What is your biggest challenge when selling cruises and how do you overcome it?

I would say the biggest challenge to selling cruises is travelers’ misconception of what cruising is. Many travelers view cruising as a hectic, busy experience where you miss out on the true culture and colors of a destination. However, we know that isn’t the case, especially with the amount of high-end river cruises and smaller ships out in the marketplace today! I think the best way to overcome this barrier to entry is getting a client to take a cruise (and enjoy it!), or talk to a friend who has gone on one. What might be most important to understand is that some people won’t be cruisers, no matter what you share with them.

Share your point of view on how the industry can attract millennials and future generations to become travel consultants.

Over the past few years, with an especially strong economy, people are looking to travel, and they’re looking to experience the world. In junction with this rise of traveling, the industry has seen an influx of travel consultants join the market, many of them pivoting from other professions. Lawyers, bankers, consultants…turning to travel consultant! This profession is an exciting one. It’s fast paced and challenging, but can be incredibly rewarding and in my opinion, holds endless opportunities. One of my goals for MilesAhead is to become the place where the new agent, looking for a great experience, wants to join. Our culture is all about support, helping our team succeed, and delivering a world-class experience for our customers.

Research tells us that millennials are using travel agents more than any other living generation. What has been your experience in selling to fellow millennials?

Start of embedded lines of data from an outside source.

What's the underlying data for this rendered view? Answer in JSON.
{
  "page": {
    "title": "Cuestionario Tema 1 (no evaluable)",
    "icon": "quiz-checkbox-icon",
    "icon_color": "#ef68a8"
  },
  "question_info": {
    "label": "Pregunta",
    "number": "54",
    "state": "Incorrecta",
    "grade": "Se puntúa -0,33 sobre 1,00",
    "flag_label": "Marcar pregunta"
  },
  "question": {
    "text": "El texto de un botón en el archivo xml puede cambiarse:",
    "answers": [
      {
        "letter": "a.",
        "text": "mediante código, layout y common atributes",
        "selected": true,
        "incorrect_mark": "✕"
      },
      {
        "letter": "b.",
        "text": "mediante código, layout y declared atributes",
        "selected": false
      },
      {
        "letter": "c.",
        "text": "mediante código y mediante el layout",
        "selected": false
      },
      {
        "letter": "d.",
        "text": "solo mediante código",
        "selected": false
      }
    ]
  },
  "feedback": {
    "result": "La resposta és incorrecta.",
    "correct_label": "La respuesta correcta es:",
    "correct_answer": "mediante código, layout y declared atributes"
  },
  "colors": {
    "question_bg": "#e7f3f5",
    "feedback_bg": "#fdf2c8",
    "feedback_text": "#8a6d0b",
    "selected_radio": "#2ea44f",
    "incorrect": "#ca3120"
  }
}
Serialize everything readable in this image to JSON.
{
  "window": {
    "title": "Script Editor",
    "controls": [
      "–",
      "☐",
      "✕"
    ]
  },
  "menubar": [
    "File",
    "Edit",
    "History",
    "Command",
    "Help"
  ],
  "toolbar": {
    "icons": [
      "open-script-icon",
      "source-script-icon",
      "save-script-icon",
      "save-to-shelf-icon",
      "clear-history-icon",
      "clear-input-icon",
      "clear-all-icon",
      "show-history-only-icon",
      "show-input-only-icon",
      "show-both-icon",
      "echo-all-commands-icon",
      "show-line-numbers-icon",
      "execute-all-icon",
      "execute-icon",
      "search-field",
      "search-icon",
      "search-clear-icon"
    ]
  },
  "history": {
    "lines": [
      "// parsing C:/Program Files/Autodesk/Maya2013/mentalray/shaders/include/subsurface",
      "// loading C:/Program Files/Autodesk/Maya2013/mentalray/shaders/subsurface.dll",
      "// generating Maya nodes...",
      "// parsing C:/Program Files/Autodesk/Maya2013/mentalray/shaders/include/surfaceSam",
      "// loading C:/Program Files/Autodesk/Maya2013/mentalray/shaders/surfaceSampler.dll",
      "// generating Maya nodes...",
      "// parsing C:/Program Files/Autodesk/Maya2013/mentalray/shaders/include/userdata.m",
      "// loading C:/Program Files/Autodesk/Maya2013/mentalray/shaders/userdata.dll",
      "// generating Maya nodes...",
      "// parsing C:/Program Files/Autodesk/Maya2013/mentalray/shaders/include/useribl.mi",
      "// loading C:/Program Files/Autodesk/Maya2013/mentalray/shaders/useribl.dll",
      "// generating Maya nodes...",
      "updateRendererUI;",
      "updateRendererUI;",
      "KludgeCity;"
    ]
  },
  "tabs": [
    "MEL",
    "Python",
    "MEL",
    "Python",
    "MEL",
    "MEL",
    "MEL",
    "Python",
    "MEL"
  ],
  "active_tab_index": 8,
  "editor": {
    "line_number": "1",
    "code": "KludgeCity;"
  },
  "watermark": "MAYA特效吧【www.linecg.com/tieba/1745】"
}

It’s interesting, because while we work with millennials, they aren’t our largest group of consumers. Going back to the question about best practices, I think an advisor’s success with selling to millennials comes down to listening to the client, practicing effective communication, and executing to the nth degree. Millennials want to see the whole picture and understand the value proposition to a T.

Please add any additional thoughts about your role working with the cruise industry and selling cruise vacations that may not have been covered above.

I think cruising is at a very interesting stage in the market; many mature clients will cruise, whether it’s multi-generational or with friends. However, there is a growing market of younger (40+) cruise clients looking for a different type of experience; the river cruises do a great job of playing that role. And, I think Ritz-Carlton breaking ground is going to be fascinating to see how it plays out!